Duke Energy has been providing bottled water to residents living near its power plants for over two years, but company spokeswoman Paige Sheehan said the contaminants are not coming from coal ash.
“It is tough when you’ve got developing science,” said Cathy Cralle Jones, an attorney representing some residents. “As an environmental lawyer I can tell you, I run into this a lot of times, when you see what looks to be a cause and effect and you feel in your heart of hearts that there is one, that this exposure is causing this result, but the science hasn’t caught up.”
After a string of hospitalizations for respiratory-related illnesses, Baker’s husband, Jack, was diagnosed with a lung disease that doctors said could have been caused by his environment. He died in June 2008. Now, Baker wakes up alone, walks to the kitchen, and grabs a bottle of Dasani from one of the many cases stacked around her home to make her coffee.
“I always thought maybe it had something to do with the coal ash ponds,” said Baker. “I started doing my research. ... I'll be honest with you, I think the coal ash killed my husband.”

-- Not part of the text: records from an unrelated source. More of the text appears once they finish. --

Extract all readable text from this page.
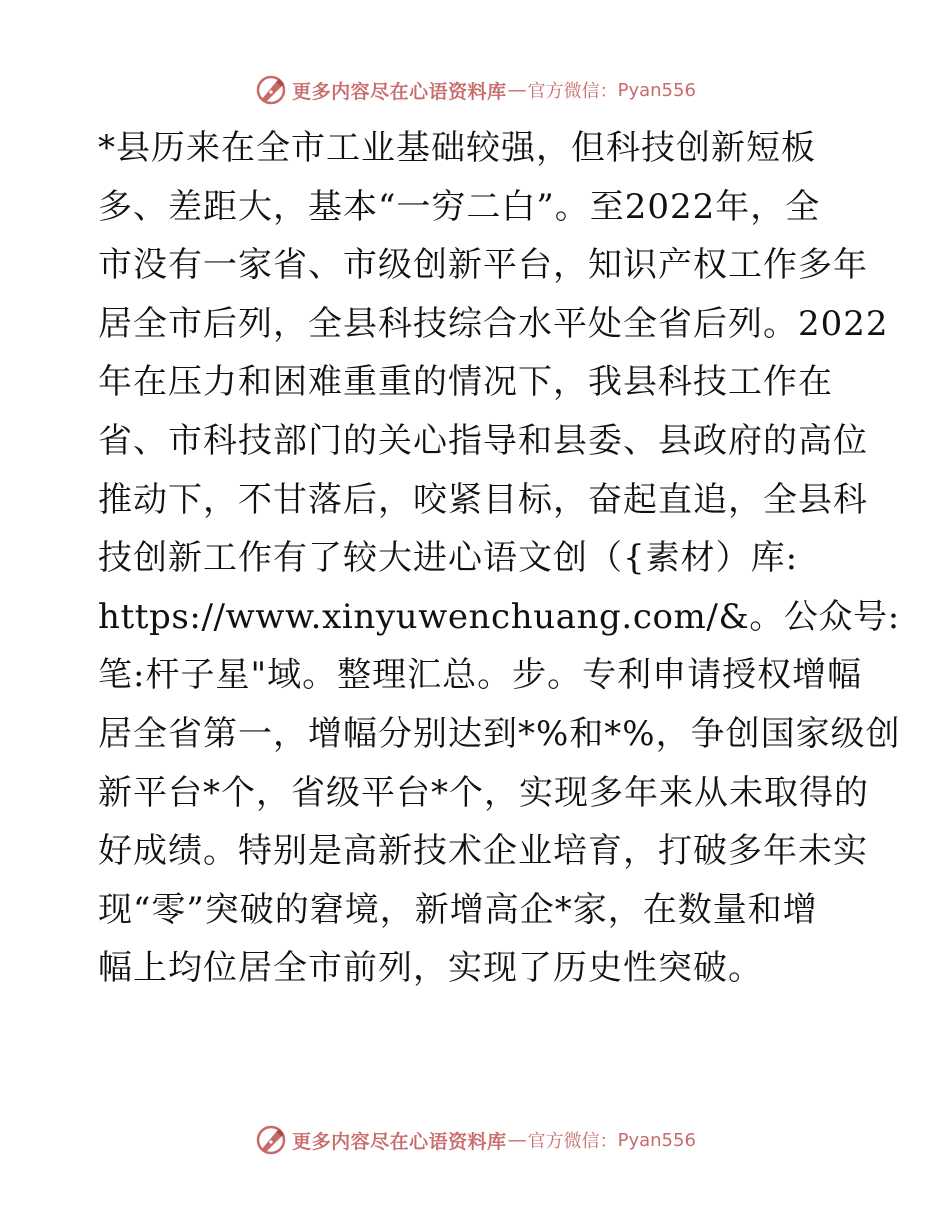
更多内容尽在心语资料库 — 官方微信： Pyan556
*县历来在全市工业基础较强，但科技创新短板
多、差距大，基本“一穷二白”。至2022年，全
市没有一家省、市级创新平台，知识产权工作多年
居全市后列，全县科技综合水平处全省后列。2022
年在压力和困难重重的情况下，我县科技工作在
省、市科技部门的关心指导和县委、县政府的高位
推动下，不甘落后，咬紧目标，奋起直追，全县科
技创新工作有了较大进心语文创（{素材）库:
https://www.xinyuwenchuang.com/&。公众号:
笔:杆子星"域。整理汇总。步。专利申请授权增幅
居全省第一，增幅分别达到*%和*%，争创国家级创
新平台*个，省级平台*个，实现多年来从未取得的
好成绩。特别是高新技术企业培育，打破多年未实
现“零”突破的窘境，新增高企*家，在数量和增
幅上均位居全市前列，实现了历史性突破。
更多内容尽在心语资料库 — 官方微信： Pyan556
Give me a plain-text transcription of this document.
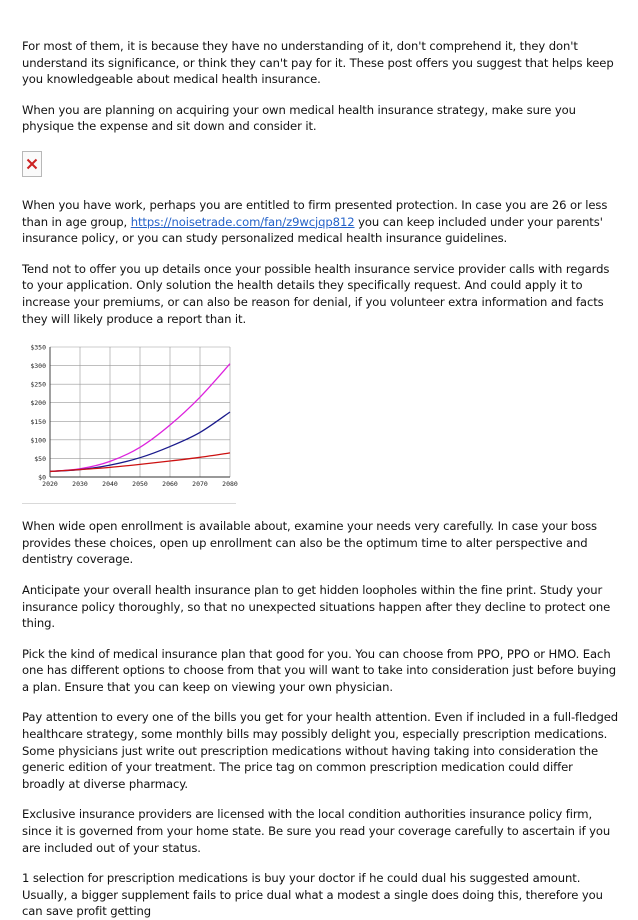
For most of them, it is because they have no understanding of it, don't comprehend it, they don't understand its significance, or think they can't pay for it. These post offers you suggest that helps keep you knowledgeable about medical health insurance.

When you are planning on acquiring your own medical health insurance strategy, make sure you physique the expense and sit down and consider it.

When you have work, perhaps you are entitled to firm presented protection. In case you are 26 or less than in age group, https://noisetrade.com/fan/z9wcjqp812 you can keep included under your parents' insurance policy, or you can study personalized medical health insurance guidelines.

Tend not to offer you up details once your possible health insurance service provider calls with regards to your application. Only solution the health details they specifically request. And could apply it to increase your premiums, or can also be reason for denial, if you volunteer extra information and facts they will likely produce a report than it.

$0
$50
$100
$150
$200
$250
$300
$350
2020 2030 2040 2050 2060 2070 2080

When wide open enrollment is available about, examine your needs very carefully. In case your boss provides these choices, open up enrollment can also be the optimum time to alter perspective and dentistry coverage.

Anticipate your overall health insurance plan to get hidden loopholes within the fine print. Study your insurance policy thoroughly, so that no unexpected situations happen after they decline to protect one thing.

Pick the kind of medical insurance plan that good for you. You can choose from PPO, PPO or HMO. Each one has different options to choose from that you will want to take into consideration just before buying a plan. Ensure that you can keep on viewing your own physician.

Pay attention to every one of the bills you get for your health attention. Even if included in a full-fledged healthcare strategy, some monthly bills may possibly delight you, especially prescription medications. Some physicians just write out prescription medications without having taking into consideration the generic edition of your treatment. The price tag on common prescription medication could differ broadly at diverse pharmacy.

Exclusive insurance providers are licensed with the local condition authorities insurance policy firm, since it is governed from your home state. Be sure you read your coverage carefully to ascertain if you are included out of your status.

1 selection for prescription medications is buy your doctor if he could dual his suggested amount. Usually, a bigger supplement fails to price dual what a modest a single does doing this, therefore you can save profit getting
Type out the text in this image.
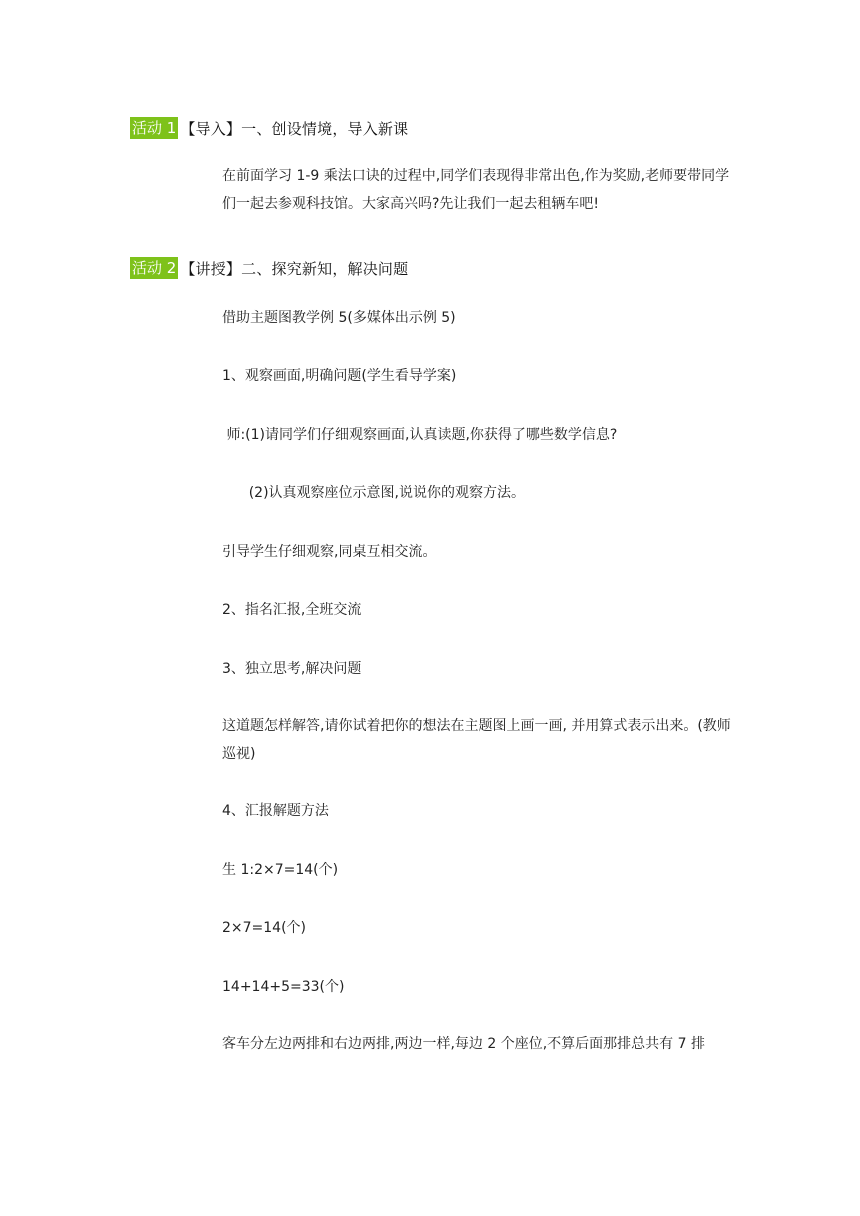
活动 1 【导入】一、创设情境，导入新课

在前面学习 1-9 乘法口诀的过程中,同学们表现得非常出色,作为奖励,老师要带同学们一起去参观科技馆。大家高兴吗?先让我们一起去租辆车吧!

活动 2 【讲授】二、探究新知，解决问题

借助主题图教学例 5(多媒体出示例 5)

1、观察画面,明确问题(学生看导学案)

师:(1)请同学们仔细观察画面,认真读题,你获得了哪些数学信息?

(2)认真观察座位示意图,说说你的观察方法。

引导学生仔细观察,同桌互相交流。

2、指名汇报,全班交流

3、独立思考,解决问题

这道题怎样解答,请你试着把你的想法在主题图上画一画, 并用算式表示出来。(教师巡视)

4、汇报解题方法

生 1:2×7=14(个)

2×7=14(个)

14+14+5=33(个)

客车分左边两排和右边两排,两边一样,每边 2 个座位,不算后面那排总共有 7 排
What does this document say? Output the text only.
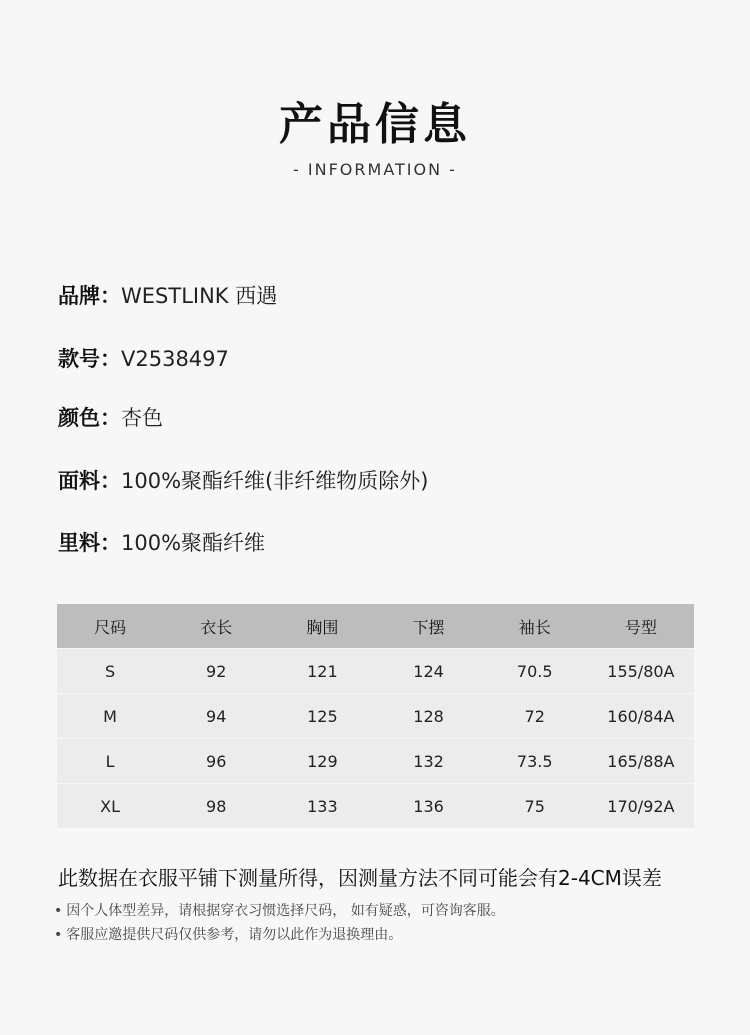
产品信息
- INFORMATION -
品牌：WESTLINK 西遇
款号：V2538497
颜色：杏色
面料：100%聚酯纤维(非纤维物质除外)
里料：100%聚酯纤维
尺码	衣长	胸围	下摆	袖长	号型
S	92	121	124	70.5	155/80A
M	94	125	128	72	160/84A
L	96	129	132	73.5	165/88A
XL	98	133	136	75	170/92A
此数据在衣服平铺下测量所得，因测量方法不同可能会有2-4CM误差
• 因个人体型差异，请根据穿衣习惯选择尺码， 如有疑惑，可咨询客服。
• 客服应邀提供尺码仅供参考，请勿以此作为退换理由。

Her husband’s death prompted Baker to become an activist. She said she wants Duke to dispose of its waste properly, but she still understands the value the utility company provides.
“I don't hate them. They give me my electricity, I thank them for that,” she said. “They keep my room cool, keep us warm in the wintertime – I just want them to do what is right.”
Researcher Robin Saha said the benefits industries provide like jobs and economic growth are important, but communities may not be aware of the tradeoffs they are making.
“(Companies) may be donating to the school, or they may be buying a new gym, and it’s kind of like they are paying people off to kill them, in a sense,” said Saha. “So you are accepting these things at what cost?”
EPA regulations were set up to keep people safe from industrial pollution reaching their drinking water, but Saha claims there is “a failure of federal and state policy.”
“Many of these types of facilities should not be located where there’s a lot of people: near schools, near hospitals, near nursing homes, where there’s elderly and more often than not, they are,” Saha said.
Industries will develop where there is a “path of least resistance,” Saha said, but it’s up to community members to work together to dictate what kind of companies set up shop in their neighborhood.
“We'll extinguish our own ... the entire human race if we're not careful,” said Tracey Edwards, an advocate from Walnut Cove who wants coal ash removed. “Somebody has to do something and it can't always be about somebody earning a dollar. We have to preserve humanity.”
News21 reporters Claire Caulfield and Bryan Anderson contributed to this report.